Tame Iti has been THE face of maori radicalism for more than a decade.
No doubt his arrest today on firearms charges will increase that notoriety.
Tame Iti was born in rural Bay of Plenty in Tuhoe country.
In the early 1970s Iti became active in the maori marxist group, Nga Tamatoa, while serving his apprenticeship in Christchurch.
It is unclear when Iti joined the Communist Party of New Zealand, but in 1973 he was part of a five person delegation to China, which included maori party members Willie Wilson and Hone Tuwhare.
Certainly Iti remained a member of the Timberlands (Bay of Plenty)branch of the Communist Party until at least 1988.
In 1975 Iti was involved with maori Maoist, Tom Poata in setting up a Maori Tent Embassy outside Parliament Buildings in Wellington.
In the mid ’80s he was involved in the occupation of the sacred mountain Mt Taiarahia (BOP) to stop Tasman Forestry planting pine trees in the area.
At the time Iti was also involved in the, Maoist controlled “aid agency” CORSO, attending some meetings of the organisation’s national council. He was also CORSO’s fund committee representative.
In mid 1986 Iti attended a communist organised Maori Trade Union Hui, where he moved a resolution: “As Tangata Whenua of Aotearoa, Maori land issues and struggles must be a priority for this Hui.”
On Waitangi Day 1988 organised a road-block near Taneatua to “talk to motorists about the treaty (of Waitangi).”
In February 1990 Iti 1990 appeared in a Whakatane Court, charged with throwing rocks at jetboats on the Whakatane river.
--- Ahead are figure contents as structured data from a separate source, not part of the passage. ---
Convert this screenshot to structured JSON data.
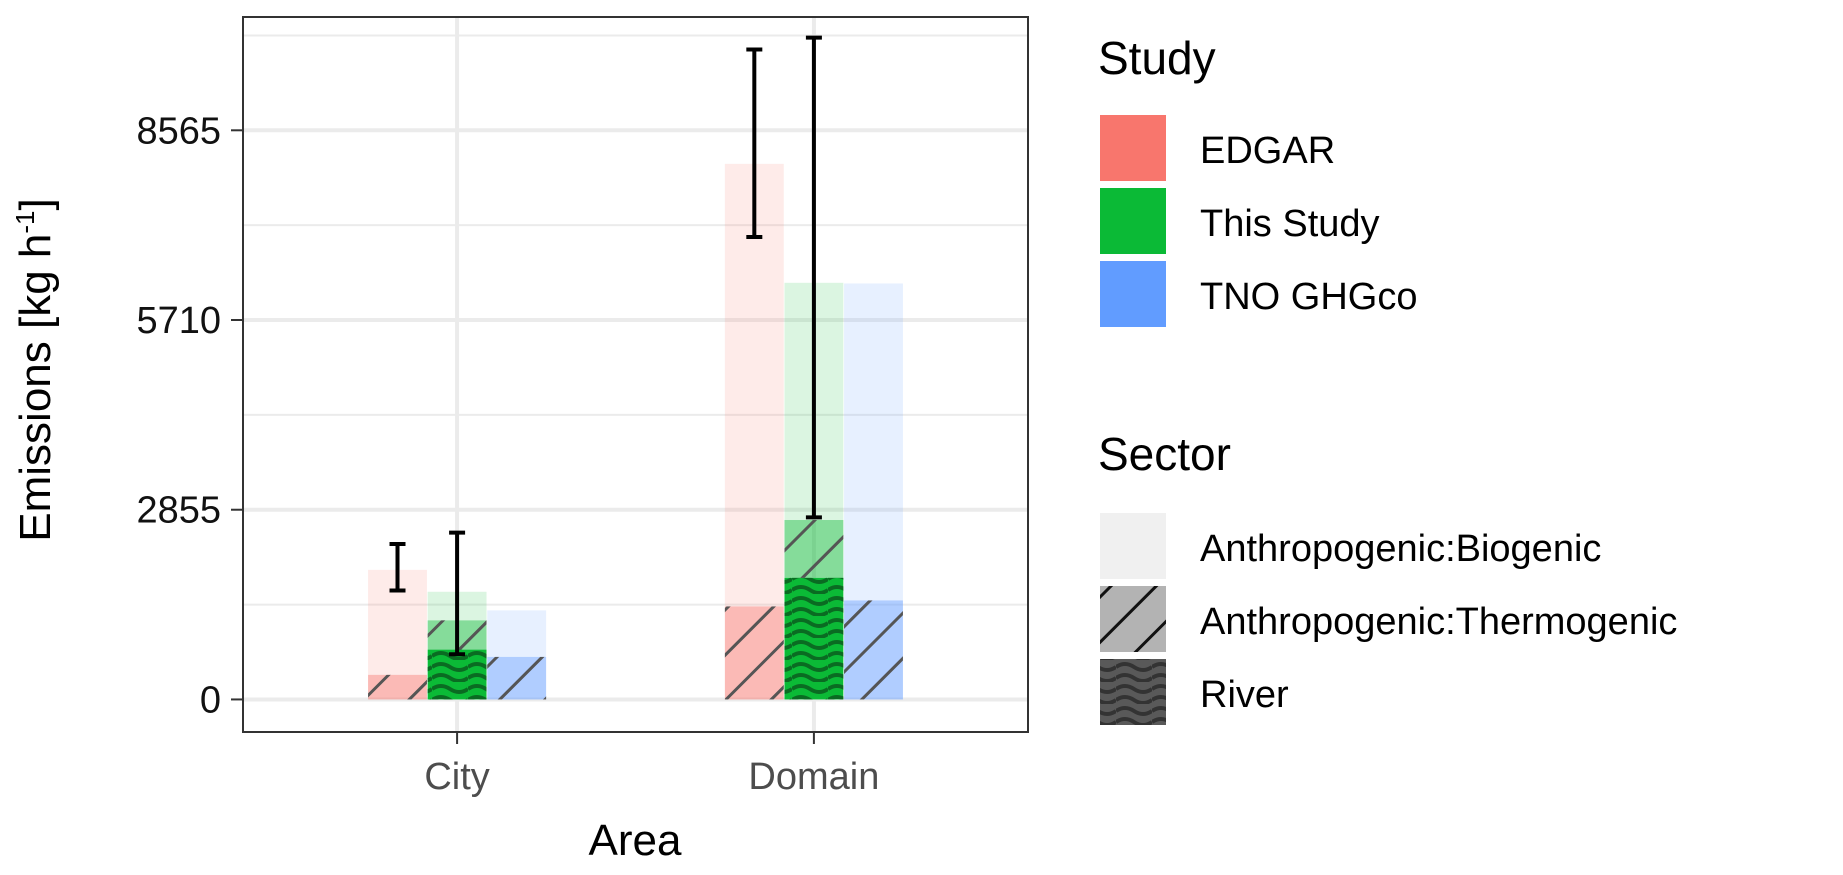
{
  "chart_data": {
    "type": "bar",
    "xlabel": "Area",
    "ylabel": "Emissions [kg h-1]",
    "ylabel_parts": {
      "main": "Emissions [kg h",
      "sup": "-1",
      "close": "]"
    },
    "categories": [
      "City",
      "Domain"
    ],
    "yticks": [
      0,
      2855,
      5710,
      8565
    ],
    "ytick_labels": [
      "0",
      "2855",
      "5710",
      "8565"
    ],
    "ylim": [
      -490,
      10270
    ],
    "grid": true,
    "legend_position": "right",
    "studies": [
      "EDGAR",
      "This Study",
      "TNO GHGco"
    ],
    "study_colors": {
      "EDGAR": "#F8766D",
      "This Study": "#0BBA36",
      "TNO GHGco": "#619CFF"
    },
    "sectors": [
      "Anthropogenic:Biogenic",
      "Anthropogenic:Thermogenic",
      "River"
    ],
    "series": [
      {
        "area": "City",
        "study": "EDGAR",
        "biogenic": 1580,
        "thermogenic": 370,
        "river": 0,
        "error": [
          1640,
          2340
        ]
      },
      {
        "area": "City",
        "study": "This Study",
        "biogenic": 430,
        "thermogenic": 440,
        "river": 750,
        "error": [
          680,
          2510
        ]
      },
      {
        "area": "City",
        "study": "TNO GHGco",
        "biogenic": 700,
        "thermogenic": 640,
        "river": 0
      },
      {
        "area": "Domain",
        "study": "EDGAR",
        "biogenic": 6660,
        "thermogenic": 1400,
        "river": 0,
        "error": [
          6960,
          9780
        ]
      },
      {
        "area": "Domain",
        "study": "This Study",
        "biogenic": 3570,
        "thermogenic": 870,
        "river": 1830,
        "error": [
          2740,
          9960
        ]
      },
      {
        "area": "Domain",
        "study": "TNO GHGco",
        "biogenic": 4770,
        "thermogenic": 1490,
        "river": 0
      }
    ]
  },
  "legend": {
    "study_title": "Study",
    "study_items": [
      "EDGAR",
      "This Study",
      "TNO GHGco"
    ],
    "sector_title": "Sector",
    "sector_items": [
      "Anthropogenic:Biogenic",
      "Anthropogenic:Thermogenic",
      "River"
    ]
  }
}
Iti apparently objected to the “abuse and polluting of the river” by jetboating joyriders. He was involved in similar protests in 1988,89,1991 and 1992.
In 1993 It travelled to the US to network with American Indian activists. He also unsuccessfully stood for Parliament for Eva Rickard’s Mana Maori Party.
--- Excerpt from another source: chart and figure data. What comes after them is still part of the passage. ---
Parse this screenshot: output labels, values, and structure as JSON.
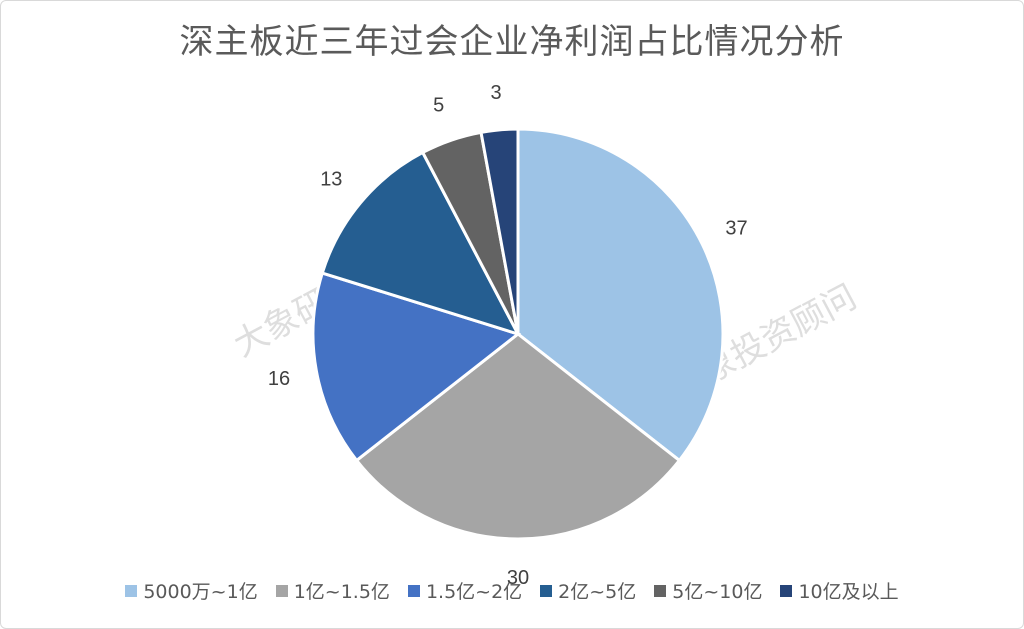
{
  "title": "深主板近三年过会企业净利润占比情况分析",
  "watermarks": [
    "大象研究院",
    "大象投资顾问"
  ],
  "chart_data": {
    "type": "pie",
    "title": "深主板近三年过会企业净利润占比情况分析",
    "categories": [
      "5000万~1亿",
      "1亿~1.5亿",
      "1.5亿~2亿",
      "2亿~5亿",
      "5亿~10亿",
      "10亿及以上"
    ],
    "values": [
      37,
      30,
      16,
      13,
      5,
      3
    ],
    "colors": [
      "#9dc3e6",
      "#a5a5a5",
      "#4472c4",
      "#255e91",
      "#636363",
      "#264478"
    ],
    "start": "12 o'clock, clockwise",
    "legend": "bottom"
  }
}
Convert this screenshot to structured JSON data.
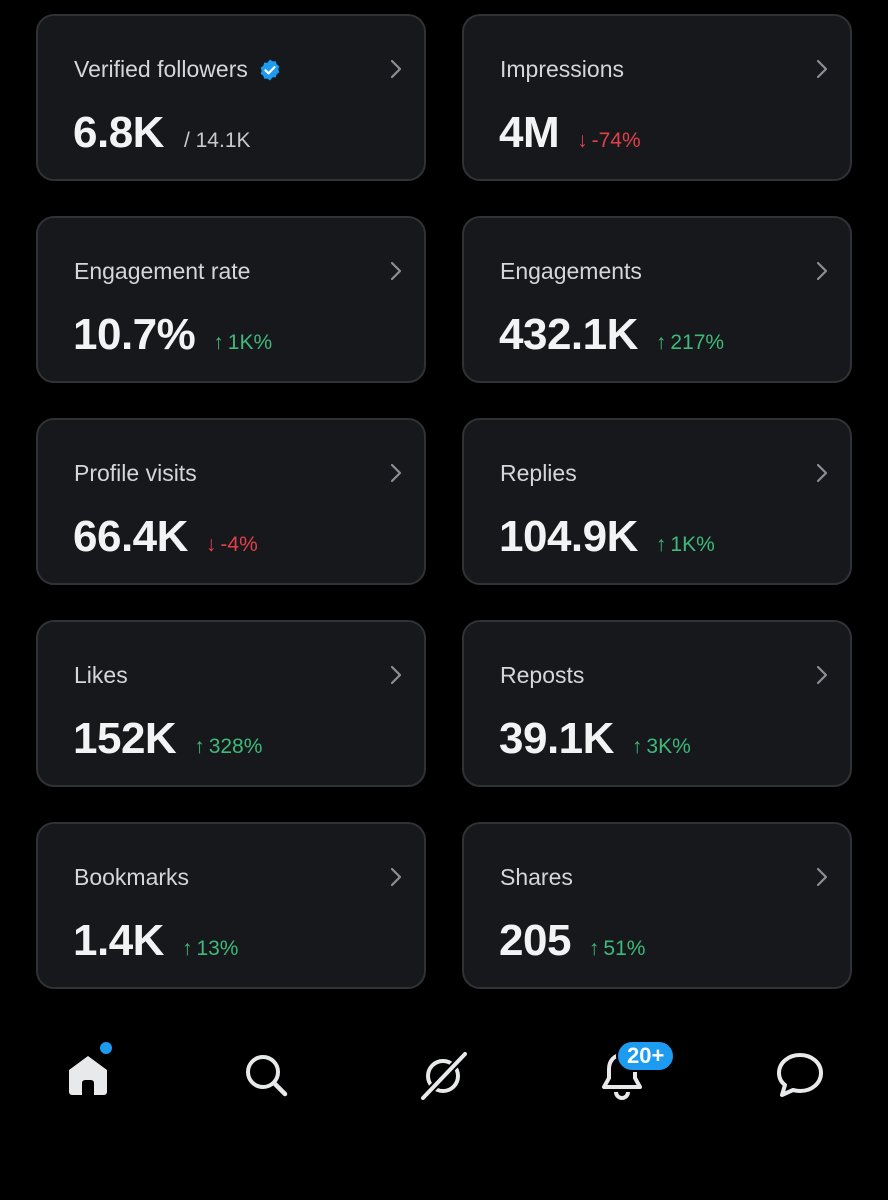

In 1995 at a “Fiscal envelope” hui in Opotiki, Iti handed a blanket to then Minister of Justice, Doug Graham and asked for New Zealand back. The same year, Iti was involved in the Motua gardens occupation at Wanganui.
In March 1996 Iti attended the 6th General Assembly of the People’s Plan for the 21st Century (PP21) in Katmandu, Nepal.
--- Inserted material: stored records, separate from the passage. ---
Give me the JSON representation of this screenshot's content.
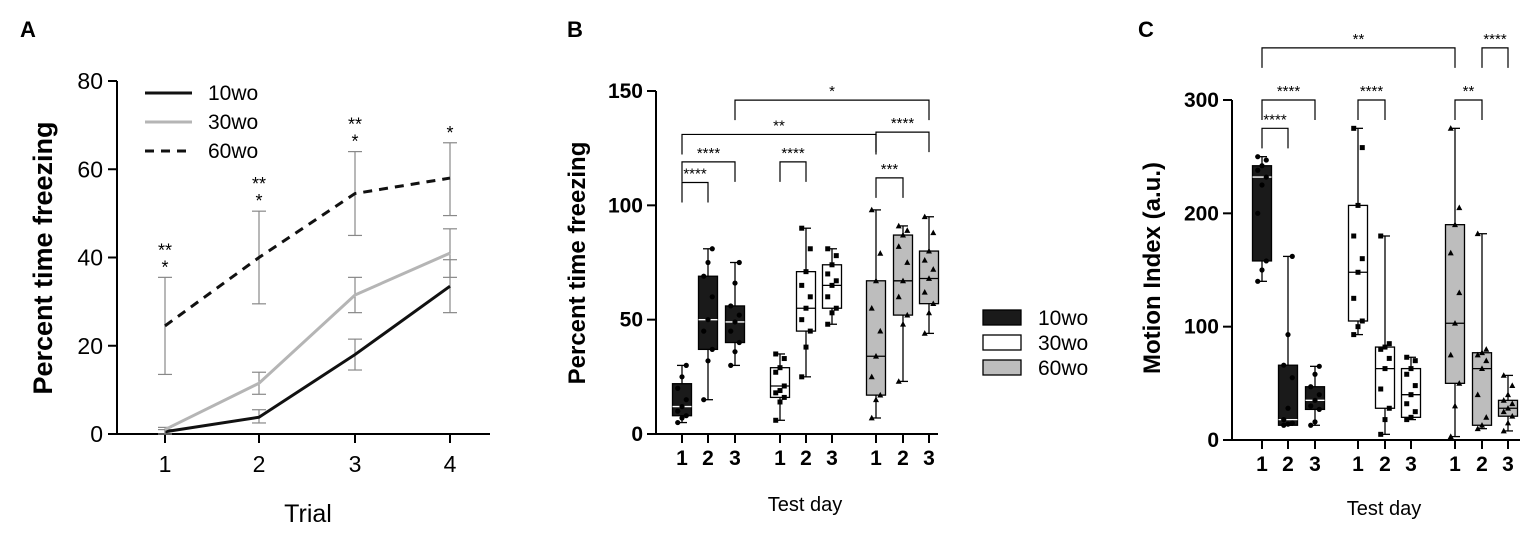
{
  "figure": {
    "panels": [
      "A",
      "B",
      "C"
    ]
  },
  "colors": {
    "10wo": "#1a1a1a",
    "30wo": "#ffffff",
    "60wo": "#bdbdbd",
    "line_30wo": "#b5b5b5",
    "errorbar": "#888888"
  },
  "chart_data": [
    {
      "panel": "A",
      "type": "line",
      "xlabel": "Trial",
      "ylabel": "Percent time freezing",
      "x": [
        1,
        2,
        3,
        4
      ],
      "xticks": [
        "1",
        "2",
        "3",
        "4"
      ],
      "ylim": [
        0,
        80
      ],
      "yticks": [
        "0",
        "20",
        "40",
        "60",
        "80"
      ],
      "legend": [
        "10wo",
        "30wo",
        "60wo"
      ],
      "legend_position": "top-left",
      "series": [
        {
          "name": "10wo",
          "style": "solid-black",
          "values": [
            0.5,
            3.8,
            18,
            33.5
          ],
          "err_low": [
            0,
            2.5,
            14.5,
            27.5
          ],
          "err_high": [
            1,
            5.5,
            21.5,
            39.5
          ]
        },
        {
          "name": "30wo",
          "style": "solid-gray",
          "values": [
            1,
            11.5,
            31.5,
            41
          ],
          "err_low": [
            0,
            9,
            27.5,
            35.5
          ],
          "err_high": [
            1.5,
            14,
            35.5,
            46.5
          ]
        },
        {
          "name": "60wo",
          "style": "dashed-black",
          "values": [
            24.5,
            40,
            54.5,
            58
          ],
          "err_low": [
            13.5,
            29.5,
            45,
            49.5
          ],
          "err_high": [
            35.5,
            50.5,
            64,
            66
          ]
        }
      ],
      "annotations": [
        {
          "x": 1,
          "lines": [
            "**",
            "*"
          ]
        },
        {
          "x": 2,
          "lines": [
            "**",
            "*"
          ]
        },
        {
          "x": 3,
          "lines": [
            "**",
            "*"
          ]
        },
        {
          "x": 4,
          "lines": [
            "*"
          ]
        }
      ]
    },
    {
      "panel": "B",
      "type": "box",
      "xlabel": "Test day",
      "ylabel": "Percent time freezing",
      "ylim": [
        0,
        150
      ],
      "yticks": [
        "0",
        "50",
        "100",
        "150"
      ],
      "legend": [
        "10wo",
        "30wo",
        "60wo"
      ],
      "legend_position": "right",
      "groups": [
        {
          "name": "10wo",
          "boxes": [
            {
              "day": "1",
              "whisker_low": 5,
              "q1": 8,
              "median": 12,
              "q3": 22,
              "whisker_high": 30,
              "points": [
                5,
                7,
                8,
                10,
                12,
                15,
                20,
                25,
                30
              ]
            },
            {
              "day": "2",
              "whisker_low": 15,
              "q1": 37,
              "median": 50,
              "q3": 69,
              "whisker_high": 81,
              "points": [
                15,
                32,
                37,
                45,
                50,
                60,
                69,
                75,
                81
              ]
            },
            {
              "day": "3",
              "whisker_low": 30,
              "q1": 40,
              "median": 49,
              "q3": 56,
              "whisker_high": 75,
              "points": [
                30,
                36,
                40,
                45,
                49,
                52,
                56,
                66,
                75
              ]
            }
          ]
        },
        {
          "name": "30wo",
          "boxes": [
            {
              "day": "1",
              "whisker_low": 6,
              "q1": 16,
              "median": 21,
              "q3": 29,
              "whisker_high": 35,
              "points": [
                6,
                14,
                16,
                18,
                19,
                21,
                27,
                29,
                33,
                35
              ]
            },
            {
              "day": "2",
              "whisker_low": 25,
              "q1": 45,
              "median": 55,
              "q3": 71,
              "whisker_high": 90,
              "points": [
                25,
                38,
                45,
                50,
                55,
                60,
                65,
                71,
                81,
                90
              ]
            },
            {
              "day": "3",
              "whisker_low": 48,
              "q1": 55,
              "median": 65,
              "q3": 74,
              "whisker_high": 81,
              "points": [
                48,
                53,
                55,
                60,
                65,
                67,
                70,
                74,
                78,
                81
              ]
            }
          ]
        },
        {
          "name": "60wo",
          "boxes": [
            {
              "day": "1",
              "whisker_low": 7,
              "q1": 17,
              "median": 34,
              "q3": 67,
              "whisker_high": 98,
              "points": [
                7,
                15,
                17,
                25,
                34,
                45,
                55,
                67,
                79,
                98
              ]
            },
            {
              "day": "2",
              "whisker_low": 23,
              "q1": 52,
              "median": 67,
              "q3": 87,
              "whisker_high": 91,
              "points": [
                23,
                48,
                52,
                60,
                67,
                75,
                82,
                87,
                89,
                91
              ]
            },
            {
              "day": "3",
              "whisker_low": 44,
              "q1": 57,
              "median": 68,
              "q3": 80,
              "whisker_high": 95,
              "points": [
                44,
                53,
                57,
                62,
                68,
                72,
                76,
                80,
                88,
                95
              ]
            }
          ]
        }
      ],
      "significance": [
        {
          "from": 0,
          "to": 1,
          "level": 110,
          "label": "****"
        },
        {
          "from": 0,
          "to": 2,
          "level": 119,
          "label": "****"
        },
        {
          "from": 3,
          "to": 4,
          "level": 119,
          "label": "****"
        },
        {
          "from": 6,
          "to": 7,
          "level": 112,
          "label": "***"
        },
        {
          "from": 6,
          "to": 8,
          "level": 132,
          "label": "****"
        },
        {
          "from": 0,
          "to": 6,
          "level": 131,
          "label": "**"
        },
        {
          "from": 2,
          "to": 8,
          "level": 146,
          "label": "*"
        }
      ]
    },
    {
      "panel": "C",
      "type": "box",
      "xlabel": "Test day",
      "ylabel": "Motion Index (a.u.)",
      "ylim": [
        0,
        300
      ],
      "yticks": [
        "0",
        "100",
        "200",
        "300"
      ],
      "groups": [
        {
          "name": "10wo",
          "boxes": [
            {
              "day": "1",
              "whisker_low": 140,
              "q1": 158,
              "median": 232,
              "q3": 242,
              "whisker_high": 250,
              "points": [
                140,
                150,
                158,
                200,
                225,
                232,
                238,
                242,
                247,
                250
              ]
            },
            {
              "day": "2",
              "whisker_low": 13,
              "q1": 13,
              "median": 18,
              "q3": 66,
              "whisker_high": 162,
              "points": [
                13,
                14,
                15,
                18,
                28,
                55,
                66,
                93,
                162
              ]
            },
            {
              "day": "3",
              "whisker_low": 13,
              "q1": 27,
              "median": 35,
              "q3": 47,
              "whisker_high": 65,
              "points": [
                13,
                16,
                27,
                30,
                35,
                40,
                47,
                58,
                65
              ]
            }
          ]
        },
        {
          "name": "30wo",
          "boxes": [
            {
              "day": "1",
              "whisker_low": 93,
              "q1": 105,
              "median": 148,
              "q3": 207,
              "whisker_high": 275,
              "points": [
                93,
                100,
                105,
                125,
                148,
                160,
                180,
                207,
                258,
                275
              ]
            },
            {
              "day": "2",
              "whisker_low": 5,
              "q1": 28,
              "median": 63,
              "q3": 82,
              "whisker_high": 180,
              "points": [
                5,
                18,
                28,
                45,
                63,
                72,
                80,
                82,
                85,
                180
              ]
            },
            {
              "day": "3",
              "whisker_low": 18,
              "q1": 20,
              "median": 40,
              "q3": 63,
              "whisker_high": 73,
              "points": [
                18,
                20,
                25,
                32,
                40,
                48,
                58,
                63,
                70,
                73
              ]
            }
          ]
        },
        {
          "name": "60wo",
          "boxes": [
            {
              "day": "1",
              "whisker_low": 3,
              "q1": 50,
              "median": 103,
              "q3": 190,
              "whisker_high": 275,
              "points": [
                3,
                30,
                50,
                75,
                103,
                130,
                165,
                190,
                205,
                275
              ]
            },
            {
              "day": "2",
              "whisker_low": 10,
              "q1": 13,
              "median": 63,
              "q3": 77,
              "whisker_high": 182,
              "points": [
                10,
                13,
                20,
                40,
                63,
                70,
                75,
                77,
                80,
                182
              ]
            },
            {
              "day": "3",
              "whisker_low": 8,
              "q1": 21,
              "median": 28,
              "q3": 35,
              "whisker_high": 57,
              "points": [
                8,
                15,
                21,
                25,
                28,
                32,
                35,
                40,
                48,
                57
              ]
            }
          ]
        }
      ],
      "significance": [
        {
          "from": 0,
          "to": 1,
          "level": 275,
          "label": "****"
        },
        {
          "from": 0,
          "to": 2,
          "level": 300,
          "label": "****"
        },
        {
          "from": 3,
          "to": 4,
          "level": 300,
          "label": "****"
        },
        {
          "from": 6,
          "to": 7,
          "level": 300,
          "label": "**"
        },
        {
          "from": 0,
          "to": 6,
          "level": 346,
          "label": "**"
        },
        {
          "from": 7,
          "to": 8,
          "level": 346,
          "label": "****"
        }
      ]
    }
  ]
}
While very little known, PP21 was or is a very significant programme. Founded in Japan in 1989, PP21 links communist infiltrated NGOs across the Asia/Pacific region with Latin American and even African radical movements and organisations.
The movement is mainly Maoist in nature, but there is also some evidence that KGB linked activists may have been involved in one of the main organising NGOs.
Several New Zealanders, besides Iti have been linked to PP21. These include Aziz Choudry and Green MP Sue Bradford, who was in the early ’90s, a leader of the People’s Assembly which was affiliated to PP21.
On Waitangi Day 1996, iti received the Kawariki Award, for efforts to have the Treaty of waitangi “honoured” at a special ceremony at Te Tii Marae, Waitangi.
In January 1998, the Tuhoe group Nga Tamariki o Te Kohu led by Tame Iti marched on to land near the Lake Waikeremoana Motor Camp in Urewera National Park to protest alleged infractions by the Department of Conservation. “It said the department was using land exposed by a lower lake level without consultation with tangata whenua, and was thus breaching a 1971 lease. The use of 1080 poison, erosion through logging, destruction of kiwi, the introduction of water-borne disease giardia into the lake and the pollution of eel spawning areas were also concerns.”
In June 2000 Iti joined Piripi Haami and Anthony Tauni Ngatai-Sinclair in a delegation to Fiji to give support to George Speight’s “indigenous” and anti Indian coup.
Last month he returned to Fiji to offer support to coup leader Voreqe Bainimarama.
Would Iti carry his extremism to the point of armed insurrection?
Hopefully the courts will answer that question.